Wikipedia’s Vast Leftist Editing Power
Wikipedia’s anti-conservative bias does not end with its citations. The so-called encyclopedia’s leftist slant is also powered by its base of “volunteer” editors.
Wikipedia co-founder Larry Sanger has made clear in numerous interviews that there exists a group of editor accounts, the “power 62,” that wield an immense amount of power on the website, 85% of which are anonymous.
But the well of Wikipedia’s depraved bias goes deeper still.
As MRC Free Speech America VP Dan Schneider wrote in an op-ed, Wikipedia has waged a hidden war on truth. “Our recent investigation shows that Wikipedia and its educational partner, Wiki Education, have developed a vast, little-known system for shaping, and increasingly weaponizing, the content millions of Americans rely on every day,” wrote Schneider on The Daily Wire. “What we found is not simply concerning; it reveals the quiet architecture of an ideological project.
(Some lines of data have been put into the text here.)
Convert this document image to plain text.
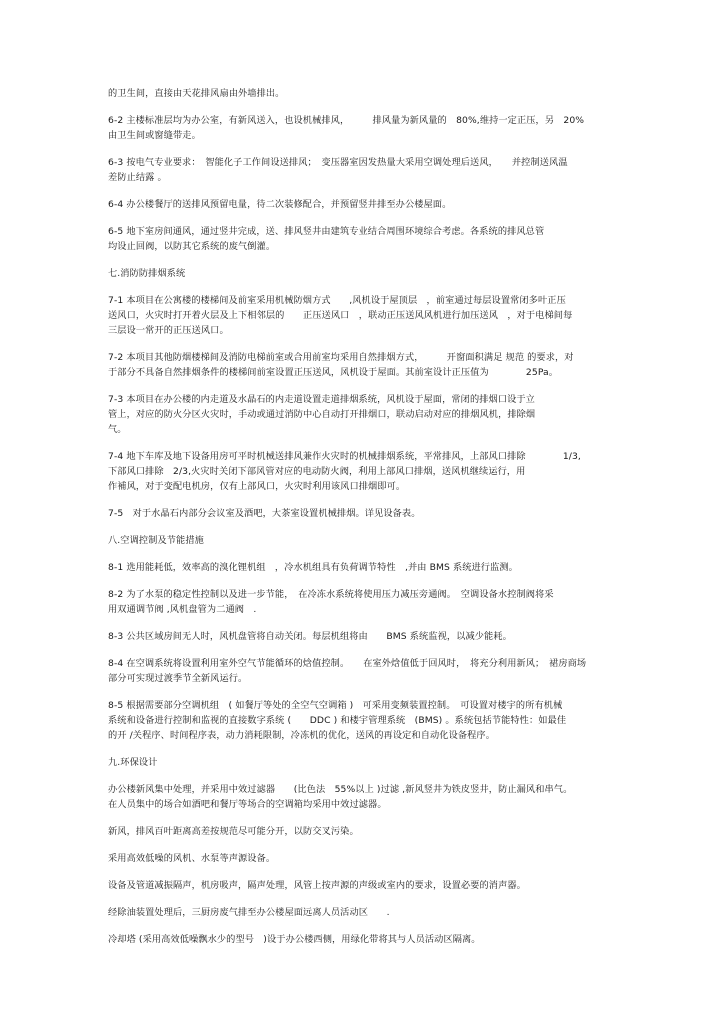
的卫生间，直接由天花排风扇由外墙排出。
6-2 主楼标准层均为办公室，有新风送入，也设机械排风，　　　排风量为新风量的　80%,维持一定正压，另　20%
由卫生间或窗缝带走。
6-3 按电气专业要求：　智能化子工作间设送排风；　变压器室因发热量大采用空调处理后送风，　　并控制送风温
差防止结露 。
6-4 办公楼餐厅的送排风预留电量，待二次装修配合，并预留竖井排至办公楼屋面。
6-5 地下室房间通风，通过竖井完成，送、排风竖井由建筑专业结合周围环境综合考虑。各系统的排风总管
均设止回阀，以防其它系统的废气倒灌。
七.消防防排烟系统
7-1 本项目在公寓楼的楼梯间及前室采用机械防烟方式　　,风机设于屋顶层　，前室通过每层设置常闭多叶正压
送风口，火灾时打开着火层及上下相邻层的　　正压送风口　，联动正压送风风机进行加压送风　，对于电梯间每
三层设一常开的正压送风口。
7-2 本项目其他防烟楼梯间及消防电梯前室或合用前室均采用自然排烟方式，　　　开窗面积满足 规范 的要求，对
于部分不具备自然排烟条件的楼梯间前室设置正压送风，风机设于屋面。其前室设计正压值为　　　　25Pa。
7-3 本项目在办公楼的内走道及水晶石的内走道设置走道排烟系统，风机设于屋面，常闭的排烟口设于立
管上，对应的防火分区火灾时，手动或通过消防中心自动打开排烟口，联动启动对应的排烟风机，排除烟
气。
7-4 地下车库及地下设备用房可平时机械送排风兼作火灾时的机械排烟系统，平常排风，上部风口排除　　　　1/3,
下部风口排除　2/3,火灾时关闭下部风管对应的电动防火阀，利用上部风口排烟，送风机继续运行，用
作補风，对于变配电机房，仅有上部风口，火灾时利用该风口排烟即可。
7-5　对于水晶石内部分会议室及酒吧，大茶室设置机械排烟。详见设备表。
八.空调控制及节能措施
8-1 选用能耗低，效率高的溴化锂机组　，冷水机组具有负荷调节特性　,并由 BMS 系统进行监测。
8-2 为了水泵的稳定性控制以及进一步节能，　在冷冻水系统将使用压力减压旁通阀。　空调设备水控制阀将采
用双通调节阀 ,风机盘管为二通阀　.
8-3 公共区域房间无人时，风机盘管将自动关闭。每层机组将由　　BMS 系统监视，以减少能耗。
8-4 在空调系统将设置利用室外空气节能循环的焓值控制。　　在室外焓值低于回风时，　将充分利用新风；　裙房商场
部分可实现过渡季节全新风运行。
8-5 根据需要部分空调机组　( 如餐厅等处的全空气空调箱 )　可采用变频装置控制。　可设置对楼宇的所有机械
系统和设备进行控制和监视的直接数字系统 (　　DDC ) 和楼宇管理系统　(BMS) 。系统包括节能特性：如最佳
的开 /关程序、时间程序表，动力消耗限制，冷冻机的优化，送风的再设定和自动化设备程序。
九.环保设计
办公楼新风集中处理，并采用中效过滤器　　(比色法　55%以上 )过滤 ,新风竖井为铁皮竖井，防止漏风和串气。
在人员集中的场合如酒吧和餐厅等场合的空调箱均采用中效过滤器。
新风，排风百叶距离高差按规范尽可能分开，以防交叉污染。
采用高效低噪的风机、水泵等声源设备。
设备及管道减振隔声，机房吸声，隔声处理，风管上按声源的声级或室内的要求，设置必要的消声器。
经除油装置处理后，三厨房废气排至办公楼屋面远离人员活动区　　.
冷却塔 (采用高效低噪飘水少的型号　)设于办公楼西侧，用绿化带将其与人员活动区隔离。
It is also possible that, in attempting to hide its operations, Wikipedia has crossed legal lines that could carry serious consequences.”
Wiki Education brags that since 2010, it has been responsible for 120 million words on Wikipedia, amassing millions of views. It further adds that it has infiltrated 7,650 classes, impacting 145,000 students nationwide.
Apparently Big Tech Didn’t Get the Message
Wikipedia’s influence appears clear, as Big Tech hoovers up information from its pages, trains on its data and pushes it all out for unsuspecting masses to consume. Its societal impact, though, has perhaps not yet been realized. “Remember, students, don’t cite Wikipedia,” we were told by our teachers and professors. Maybe Big Tech didn’t get the message?
But conservatives and free thinkers are beginning to learn the truth about Big Tech companies and their leftist war chest of harvestable digital information (Wikipedia). With MRC Free Speech America research revealing Wikipedia's staggering bias—citing left-leaning outlets nearly 20 times more often than right-leaning ones—and with Big Tech platforms elevating its distorted content in searches and AI responses, the threat to truthful discourse is undeniable.
Conservatives, pro-free speech activists and lawmakers on Capitol Hill must act decisively: demand transparency and accountability from Wikipedia and Big Tech giants, push for congressional investigations into ideological censorship and support alternatives that restore balance to the information ecosystem before leftist gatekeepers fully monopolize public knowledge.